Francisco Franco Bahamonde, figura titanica e controversa del Novecento, spirò il 20 novembre 1975, ponendo fine a un regime autoritario che aveva segnato profondamente la Spagna per quasi quattro decenni.
Lungi dall’essere un semplice dittatore, come suggerisce l’etichetta spesso utilizzata, Franco incarna una complessità storica che sfida una comprensione superficiale.
La definizione di “meno conosciuto”, avanzata da Paul Preston nella sua monumentale biografia, suona paradossale in considerazione dell’impatto globale del suo governo e delle persistenti ombre che esso proietta ancora oggi.
Franco non fu un semplice autocrate che salì al potere per mera ambizione.

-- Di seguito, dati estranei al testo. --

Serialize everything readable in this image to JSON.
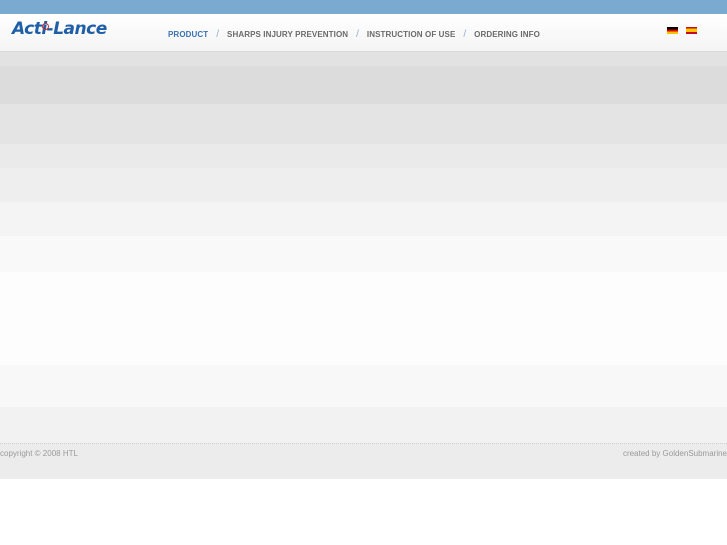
{
  "header": {
    "logo_text": "Acti-Lance",
    "nav": [
      {
        "label": "PRODUCT",
        "active": true
      },
      {
        "label": "SHARPS INJURY PREVENTION",
        "active": false
      },
      {
        "label": "INSTRUCTION OF USE",
        "active": false
      },
      {
        "label": "ORDERING INFO",
        "active": false
      }
    ],
    "separator": "/",
    "languages": [
      {
        "icon": "flag-germany-icon"
      },
      {
        "icon": "flag-spain-icon"
      }
    ]
  },
  "footer": {
    "copyright": "copyright © 2008 HTL",
    "credit": "created by GoldenSubmarine"
  },
  "colors": {
    "topbar": "#7aaad0",
    "logo": "#1f5fa8",
    "nav_active": "#3b72b4",
    "nav_inactive": "#6a6a6a"
  }
}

La sua ascesa fu il risultato di una concatenazione di eventi drammatici: la fragilità della Seconda Repubblica spagnola, la sanguinosa Guerra Civile che dilaniò il paese, la conseguente necessità di un potere forte in grado di ristabilire l’ordine.
La sua figura, inizialmente percepita da alcuni come un salvatore, si cristallizzò rapidamente in un regime repressivo, caratterizzato dalla soppressione delle libertà civili, dalla censura, dalla persecuzione politica e dall’eliminazione sistematica dell’opposizione.

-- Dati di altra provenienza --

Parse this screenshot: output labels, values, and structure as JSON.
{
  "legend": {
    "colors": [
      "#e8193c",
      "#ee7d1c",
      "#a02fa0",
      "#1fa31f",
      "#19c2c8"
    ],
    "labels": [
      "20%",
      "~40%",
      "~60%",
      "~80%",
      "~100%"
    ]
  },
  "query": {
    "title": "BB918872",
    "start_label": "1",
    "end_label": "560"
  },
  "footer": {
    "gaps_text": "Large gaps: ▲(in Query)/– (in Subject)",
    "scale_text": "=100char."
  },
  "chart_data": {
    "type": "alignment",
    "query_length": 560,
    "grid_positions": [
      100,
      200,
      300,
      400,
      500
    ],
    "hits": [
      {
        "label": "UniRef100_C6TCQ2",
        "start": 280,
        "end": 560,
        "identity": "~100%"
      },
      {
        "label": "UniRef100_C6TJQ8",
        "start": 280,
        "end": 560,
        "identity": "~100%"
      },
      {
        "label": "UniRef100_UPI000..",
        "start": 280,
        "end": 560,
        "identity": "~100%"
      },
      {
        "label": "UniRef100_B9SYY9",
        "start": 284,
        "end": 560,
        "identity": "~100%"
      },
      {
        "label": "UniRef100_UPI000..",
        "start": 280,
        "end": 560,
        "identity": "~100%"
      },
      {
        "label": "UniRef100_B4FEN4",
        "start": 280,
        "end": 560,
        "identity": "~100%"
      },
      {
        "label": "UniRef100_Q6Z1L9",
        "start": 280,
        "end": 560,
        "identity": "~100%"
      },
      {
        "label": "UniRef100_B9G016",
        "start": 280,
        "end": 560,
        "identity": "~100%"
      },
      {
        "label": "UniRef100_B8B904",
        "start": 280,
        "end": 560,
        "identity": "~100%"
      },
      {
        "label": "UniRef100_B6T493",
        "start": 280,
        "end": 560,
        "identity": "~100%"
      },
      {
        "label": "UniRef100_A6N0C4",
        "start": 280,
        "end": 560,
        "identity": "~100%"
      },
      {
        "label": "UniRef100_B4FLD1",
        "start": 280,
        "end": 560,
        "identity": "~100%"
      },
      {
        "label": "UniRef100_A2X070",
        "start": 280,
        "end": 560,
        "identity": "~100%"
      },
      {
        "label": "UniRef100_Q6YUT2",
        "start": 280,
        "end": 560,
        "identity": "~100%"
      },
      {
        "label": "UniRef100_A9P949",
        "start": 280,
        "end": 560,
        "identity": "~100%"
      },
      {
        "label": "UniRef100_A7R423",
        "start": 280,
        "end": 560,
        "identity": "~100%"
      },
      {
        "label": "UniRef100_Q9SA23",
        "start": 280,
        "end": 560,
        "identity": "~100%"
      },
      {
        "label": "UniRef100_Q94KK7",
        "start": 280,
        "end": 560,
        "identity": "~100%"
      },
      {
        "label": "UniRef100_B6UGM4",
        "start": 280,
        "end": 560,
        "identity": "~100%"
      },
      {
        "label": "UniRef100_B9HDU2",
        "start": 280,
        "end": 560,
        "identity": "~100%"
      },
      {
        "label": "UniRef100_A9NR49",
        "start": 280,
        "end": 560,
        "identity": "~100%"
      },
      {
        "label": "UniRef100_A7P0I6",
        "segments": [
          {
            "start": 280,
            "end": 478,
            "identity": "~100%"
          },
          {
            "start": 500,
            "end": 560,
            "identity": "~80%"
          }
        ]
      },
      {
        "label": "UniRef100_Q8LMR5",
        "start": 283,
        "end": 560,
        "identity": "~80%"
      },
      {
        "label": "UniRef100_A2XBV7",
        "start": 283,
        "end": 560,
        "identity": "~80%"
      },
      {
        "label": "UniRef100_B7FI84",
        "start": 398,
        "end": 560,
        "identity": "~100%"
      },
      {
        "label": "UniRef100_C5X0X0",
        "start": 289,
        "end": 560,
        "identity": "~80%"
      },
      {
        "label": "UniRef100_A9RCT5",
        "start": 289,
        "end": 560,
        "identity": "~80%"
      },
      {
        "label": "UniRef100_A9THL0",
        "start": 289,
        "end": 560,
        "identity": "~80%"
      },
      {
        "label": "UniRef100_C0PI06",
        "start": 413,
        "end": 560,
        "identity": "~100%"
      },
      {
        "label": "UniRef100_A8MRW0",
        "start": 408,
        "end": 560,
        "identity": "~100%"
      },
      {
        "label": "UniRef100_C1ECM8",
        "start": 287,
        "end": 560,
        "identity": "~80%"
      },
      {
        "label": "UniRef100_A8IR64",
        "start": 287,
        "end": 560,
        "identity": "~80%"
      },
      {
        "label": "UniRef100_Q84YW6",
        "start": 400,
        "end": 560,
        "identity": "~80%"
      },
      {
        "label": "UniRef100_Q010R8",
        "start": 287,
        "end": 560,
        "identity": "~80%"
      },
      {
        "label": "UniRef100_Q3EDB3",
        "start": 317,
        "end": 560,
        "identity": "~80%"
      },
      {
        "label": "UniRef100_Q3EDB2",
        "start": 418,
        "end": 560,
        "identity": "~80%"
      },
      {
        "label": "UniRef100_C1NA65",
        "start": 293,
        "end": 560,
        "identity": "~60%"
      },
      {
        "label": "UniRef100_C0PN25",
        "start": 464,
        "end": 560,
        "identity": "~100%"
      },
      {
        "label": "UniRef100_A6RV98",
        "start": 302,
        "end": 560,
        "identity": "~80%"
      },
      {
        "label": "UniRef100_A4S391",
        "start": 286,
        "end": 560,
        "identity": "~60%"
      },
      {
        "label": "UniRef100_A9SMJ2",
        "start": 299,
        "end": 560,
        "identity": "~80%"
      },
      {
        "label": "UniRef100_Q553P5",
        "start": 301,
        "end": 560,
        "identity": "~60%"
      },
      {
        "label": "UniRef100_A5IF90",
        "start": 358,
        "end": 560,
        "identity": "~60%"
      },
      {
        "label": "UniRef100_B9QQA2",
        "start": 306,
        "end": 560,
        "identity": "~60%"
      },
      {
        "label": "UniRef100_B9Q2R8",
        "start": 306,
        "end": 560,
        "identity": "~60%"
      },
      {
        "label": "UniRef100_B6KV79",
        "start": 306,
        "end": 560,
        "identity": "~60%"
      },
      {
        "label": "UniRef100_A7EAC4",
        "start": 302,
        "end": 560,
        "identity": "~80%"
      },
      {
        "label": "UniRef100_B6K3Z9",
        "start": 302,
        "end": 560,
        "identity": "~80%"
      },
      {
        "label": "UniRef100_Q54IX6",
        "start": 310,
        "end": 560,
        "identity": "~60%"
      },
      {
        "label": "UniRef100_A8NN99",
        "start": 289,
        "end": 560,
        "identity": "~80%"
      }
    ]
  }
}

Il “caudillo”, come si autodefinì Franco, non fu un innovatore ideologico.
Il suo pensiero si basava su un conservatorismo intransigente, un nazionalismo esasperato, un cattolicesimo integralista e un’interpretazione gerarchica e autoritaria della società.
La sua politica estera, inizialmente allineata con le potenze dell’Asse durante la Seconda Guerra Mondiale, si orientò successivamente verso un opportunistico neutralismo, sfruttando la Guerra Fredda per consolidare il potere e ottenere aiuti economici.
La vittoria nella Guerra Civile non significò la fine del conflitto, ma l’inizio di una lenta e dolorosa ricostruzione, sia materiale che sociale.
La “Depuración”, la purga di elementi considerati “sovversivi”, eliminò intellettuali, artisti, sindacalisti e chiunque non si conformasse all’ideologia del regime.
La repressione si estese a tutte le forme di espressione culturale e politica, creando un clima di paura e sottomissione.
Franco governò non solo attraverso la forza, ma anche attraverso un’abile manipolazione del consenso.
La propaganda, onnipresente e martellante, esaltava la figura del “caudillo” come padre della patria, garante della stabilità e custode dei valori tradizionali.
La Chiesa Cattolica, forte alleata del regime, contribuì a legittimare il potere di Franco, predicando l’obbedienza e la sottomissione.
Negli anni ’60, la Spagna conobbe un periodo di crescita economica, grazie allo sviluppo del turismo e all’emigrazione di lavoratori verso l’Europa.
Questo sviluppo, sebbene significativo, non attenuò la repressione politica e le restrizioni alle libertà individuali.
La resistenza al regime continuò a manifestarsi in varie forme, dalle proteste sindacali alle attività clandestine di gruppi politici.
La morte di Franco, nel 1975, aprì una nuova era per la Spagna.
La transizione alla democrazia, guidata da Re Juan Carlos I, fu un processo complesso e delicato, che richiese compromessi e concessioni da tutte le parti.
La memoria del franchismo rimane ancora oggi un tema sensibile e oggetto di dibattito, e la piena riconciliazione con il passato rappresenta una sfida ancora da affrontare.
La figura di Francisco Franco, pertanto, non può essere relegata a un semplice capitolo chiuso della storia spagnola, ma continua a stimolare riflessioni profonde sulla natura del potere, sulla responsabilità individuale e sulla necessità di preservare la democrazia.